Children today get fewer hours of sleep than in the past and less than they need, which can disrupt hormones that help control weight gain, said Dr Shahrad Taheri from Bristol University.

He blames TV viewing, computer games and mobile phones for keeping children up later and affecting the quality of their sleep.

But there is growing concern about a 'couch potato' generation leading sedentary lifestyles dominated by the 'electronic babysitter' of TV and computer screens.

Dr Taheri, of the university's Henry Wellcome Institute, said parents need to impose stricter controls on their children's sleeping routines, which could include removing electronic gadgets from the bedroom.

He said "Sleep is probably not the only answer to the obesity pandemic, but its effect should be taken seriously, as even small changes in energy balance are beneficial."

One in four children aged 11-15 years is now obese - so fat it threatens their health - with almost half of girls officially classified as obese or overweight.

Writing in the Archives of Disease in Childhood, Dr Taheri said mounting evidence suggested lack of sleep was a plausible contributory factor to the rise in obesity among children, with effects that led to weight gain in later life.

Studies show sleep loss could disturb the production of hormones that control the desire for calorie-rich foods, hunger and energy expenditure.
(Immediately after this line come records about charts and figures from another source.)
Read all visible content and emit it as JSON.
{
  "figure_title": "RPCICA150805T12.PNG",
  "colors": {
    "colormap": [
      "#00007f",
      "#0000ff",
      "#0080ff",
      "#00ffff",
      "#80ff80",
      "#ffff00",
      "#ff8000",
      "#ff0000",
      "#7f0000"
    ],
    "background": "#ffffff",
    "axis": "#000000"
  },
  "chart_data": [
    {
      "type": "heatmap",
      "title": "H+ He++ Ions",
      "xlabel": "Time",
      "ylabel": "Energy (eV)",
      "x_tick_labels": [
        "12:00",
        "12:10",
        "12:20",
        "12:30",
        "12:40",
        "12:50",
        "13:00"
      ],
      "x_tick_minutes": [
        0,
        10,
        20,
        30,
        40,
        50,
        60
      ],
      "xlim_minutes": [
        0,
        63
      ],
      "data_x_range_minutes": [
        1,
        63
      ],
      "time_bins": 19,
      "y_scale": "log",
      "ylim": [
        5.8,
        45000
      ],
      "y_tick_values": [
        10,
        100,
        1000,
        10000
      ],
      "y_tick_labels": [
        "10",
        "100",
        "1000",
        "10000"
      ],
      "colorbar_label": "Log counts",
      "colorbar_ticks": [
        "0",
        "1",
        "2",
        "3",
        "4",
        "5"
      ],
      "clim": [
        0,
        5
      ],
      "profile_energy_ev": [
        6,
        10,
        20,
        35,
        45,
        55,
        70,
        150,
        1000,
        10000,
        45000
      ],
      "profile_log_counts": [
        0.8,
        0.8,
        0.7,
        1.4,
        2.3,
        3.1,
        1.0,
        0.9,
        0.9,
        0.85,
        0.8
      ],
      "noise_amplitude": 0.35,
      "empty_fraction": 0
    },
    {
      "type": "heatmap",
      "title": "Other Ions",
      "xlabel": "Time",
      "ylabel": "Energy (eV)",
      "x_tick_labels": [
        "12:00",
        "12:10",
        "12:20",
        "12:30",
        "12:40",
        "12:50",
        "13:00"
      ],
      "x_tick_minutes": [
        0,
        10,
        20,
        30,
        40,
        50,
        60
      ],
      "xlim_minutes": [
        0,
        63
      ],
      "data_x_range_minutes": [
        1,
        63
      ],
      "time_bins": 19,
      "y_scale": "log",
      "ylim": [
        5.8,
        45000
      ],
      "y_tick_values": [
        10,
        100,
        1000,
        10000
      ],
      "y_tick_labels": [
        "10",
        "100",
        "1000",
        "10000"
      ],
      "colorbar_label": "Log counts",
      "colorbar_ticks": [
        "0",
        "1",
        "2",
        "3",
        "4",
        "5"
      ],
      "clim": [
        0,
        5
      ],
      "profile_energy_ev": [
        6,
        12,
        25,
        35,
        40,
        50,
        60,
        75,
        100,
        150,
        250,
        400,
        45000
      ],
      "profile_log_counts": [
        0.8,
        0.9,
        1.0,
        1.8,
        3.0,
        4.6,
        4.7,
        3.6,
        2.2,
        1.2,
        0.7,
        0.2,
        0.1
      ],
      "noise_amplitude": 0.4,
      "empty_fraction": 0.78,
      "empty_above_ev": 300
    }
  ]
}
For example, the level of ghrelin, a hormone released by the stomach to signal hunger, was found to be 15 per cent higher in people who have only five hours sleep a night than those getting eight hours.

Lack of sleep also leads to tiredness during the day, which may mean people may not have sufficient energy to do physical activity, a major contributor to obesity.

Dr Taheri said there was an emerging body of evidence that looked at the 'real life' effect of a fall in the nightly quote of sleep - rather than the extreme effects of sustained sleep deprivation.

The link between obesity and too little sleep appears to be particularly strong in children and young people, he added.

The Avon Longitudinal Study of Parents and Children in the UK found in the 1990s that insufficient sleep at 30 months predicted obesity at age seven, showing it could programme the part of the brain regulating appetite and energy expenditure.

Teenagers are also at risk because they need more sleep at a critical period of development.

Evidence shows that as little as two or three nights of sleep restriction could have a 'profound effect' on young adults, Dr Taheri said.

Good sleep could be promoted by removing televisions and other electronic items from children's bedrooms and ensuring a strict, regular bedtime routine, he said.

He said "Ensuring adequate sleep in children and adolescents may not only help fighting against obesity, but could have other added health and educational benefits - for example improvements in academic performance.

"An obesity prevention approach in children and adolescents that promotes a healthy diet, physical activity and adequate sleep could be adopted."